Remove the growth medium from the cell plate by flicking. Add 50 μl / well of dye solution. Incubate for 1 hour at 37 ° C. and 5% CO ₂ . The dye solution was removed and washed 3 times with assay buffer plus probenecid (100 μl probenecid per 10 ml buffer), leaving 30 μL / well assay buffer. Wait at least 10-15 minutes. Compound and agonist challenge addition is performed with FLIPR (Molecular Devices). The first addition relates to the test compound, which is added as a 4 × concentration 15 μL. The second addition is a 4 × concentration 15 μL of agonist or challenge. This achieves a 1 × concentration of all compounds only after the second addition. Compounds are pretreated at least 5 minutes prior to agonist addition.

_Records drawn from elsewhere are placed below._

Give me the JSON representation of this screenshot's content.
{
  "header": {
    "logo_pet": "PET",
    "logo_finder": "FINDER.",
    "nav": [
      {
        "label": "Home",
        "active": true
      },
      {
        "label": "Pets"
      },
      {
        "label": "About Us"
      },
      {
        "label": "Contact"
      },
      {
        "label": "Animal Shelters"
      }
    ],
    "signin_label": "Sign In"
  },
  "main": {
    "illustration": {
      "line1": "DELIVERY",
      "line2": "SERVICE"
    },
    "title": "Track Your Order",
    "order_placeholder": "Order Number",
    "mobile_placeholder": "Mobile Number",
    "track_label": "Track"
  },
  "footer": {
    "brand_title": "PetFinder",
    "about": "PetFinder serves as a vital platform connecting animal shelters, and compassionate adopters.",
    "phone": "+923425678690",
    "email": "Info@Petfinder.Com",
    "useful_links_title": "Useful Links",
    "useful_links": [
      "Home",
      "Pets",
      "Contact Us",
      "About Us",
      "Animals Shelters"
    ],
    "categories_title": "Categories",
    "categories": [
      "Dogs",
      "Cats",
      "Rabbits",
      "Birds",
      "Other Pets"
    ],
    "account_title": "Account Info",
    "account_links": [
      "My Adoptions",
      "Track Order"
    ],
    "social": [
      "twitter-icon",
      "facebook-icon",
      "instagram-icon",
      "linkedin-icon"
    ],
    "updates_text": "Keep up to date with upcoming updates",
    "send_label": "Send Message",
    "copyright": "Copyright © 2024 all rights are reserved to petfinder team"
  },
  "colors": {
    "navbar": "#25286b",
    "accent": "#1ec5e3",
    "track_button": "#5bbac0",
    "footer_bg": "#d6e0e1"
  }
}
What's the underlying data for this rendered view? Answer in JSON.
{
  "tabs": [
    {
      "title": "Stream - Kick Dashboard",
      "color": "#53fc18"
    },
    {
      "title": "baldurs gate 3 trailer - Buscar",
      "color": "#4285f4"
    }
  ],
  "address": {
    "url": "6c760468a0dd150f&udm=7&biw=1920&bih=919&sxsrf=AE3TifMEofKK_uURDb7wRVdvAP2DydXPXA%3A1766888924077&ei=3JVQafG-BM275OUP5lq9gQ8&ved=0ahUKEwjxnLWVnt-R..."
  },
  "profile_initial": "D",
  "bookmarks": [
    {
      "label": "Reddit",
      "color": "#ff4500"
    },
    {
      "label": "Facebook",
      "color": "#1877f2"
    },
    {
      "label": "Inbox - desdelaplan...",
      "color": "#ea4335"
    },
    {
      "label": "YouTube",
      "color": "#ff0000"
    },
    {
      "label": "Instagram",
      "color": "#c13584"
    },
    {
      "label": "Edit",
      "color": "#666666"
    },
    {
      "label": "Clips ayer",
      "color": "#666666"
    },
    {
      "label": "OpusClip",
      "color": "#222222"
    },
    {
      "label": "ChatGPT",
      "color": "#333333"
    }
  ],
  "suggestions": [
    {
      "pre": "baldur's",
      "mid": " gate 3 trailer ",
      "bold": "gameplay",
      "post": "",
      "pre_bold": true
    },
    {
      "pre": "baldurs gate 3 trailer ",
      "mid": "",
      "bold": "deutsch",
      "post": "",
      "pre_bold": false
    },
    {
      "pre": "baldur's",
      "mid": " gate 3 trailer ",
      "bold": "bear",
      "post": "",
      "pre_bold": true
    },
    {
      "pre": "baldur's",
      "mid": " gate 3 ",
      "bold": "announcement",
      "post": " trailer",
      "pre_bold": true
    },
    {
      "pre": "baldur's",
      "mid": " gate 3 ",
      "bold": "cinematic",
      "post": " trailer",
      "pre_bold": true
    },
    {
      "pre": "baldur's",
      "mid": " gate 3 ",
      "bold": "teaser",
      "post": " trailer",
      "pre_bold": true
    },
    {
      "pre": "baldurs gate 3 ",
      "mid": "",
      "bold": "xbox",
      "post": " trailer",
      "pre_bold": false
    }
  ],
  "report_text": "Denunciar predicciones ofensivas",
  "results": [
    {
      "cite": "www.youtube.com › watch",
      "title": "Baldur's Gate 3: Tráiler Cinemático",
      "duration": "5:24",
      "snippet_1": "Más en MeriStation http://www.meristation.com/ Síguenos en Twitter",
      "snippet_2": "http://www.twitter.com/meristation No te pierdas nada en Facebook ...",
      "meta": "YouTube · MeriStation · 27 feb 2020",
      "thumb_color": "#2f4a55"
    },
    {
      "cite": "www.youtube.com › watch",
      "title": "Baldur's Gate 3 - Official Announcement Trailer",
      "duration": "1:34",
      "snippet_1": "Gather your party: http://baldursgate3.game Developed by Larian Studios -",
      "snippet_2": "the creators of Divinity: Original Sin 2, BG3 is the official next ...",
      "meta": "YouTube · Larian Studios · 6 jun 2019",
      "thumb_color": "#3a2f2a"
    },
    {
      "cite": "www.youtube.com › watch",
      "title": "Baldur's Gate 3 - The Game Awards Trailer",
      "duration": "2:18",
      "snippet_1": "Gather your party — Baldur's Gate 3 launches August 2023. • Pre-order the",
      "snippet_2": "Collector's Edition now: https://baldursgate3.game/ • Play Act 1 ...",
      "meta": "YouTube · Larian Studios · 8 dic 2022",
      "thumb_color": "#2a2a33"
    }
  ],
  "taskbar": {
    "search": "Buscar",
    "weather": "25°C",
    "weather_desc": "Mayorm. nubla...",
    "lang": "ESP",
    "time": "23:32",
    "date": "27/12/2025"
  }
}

  Multiple baseline images are collected with FLIPR before compound addition and images are collected at least 1 minute after compound addition. The fluorescence change is obtained by subtracting the minimum fluorescence FLIPR value after addition of the compound or agonist from the peak fluorescence value of the FLIPR response after addition of the agonist, and the results are analyzed. The fluorescence change (RFU, relative fluorescence units) is then analyzed using a standard curve fitting algorithm. Negative controls are defined by AMPA challenge alone and positive symmetry is defined by AMPA challenge + maximum concentration of cyclothiazide (10 μM or 32 μM).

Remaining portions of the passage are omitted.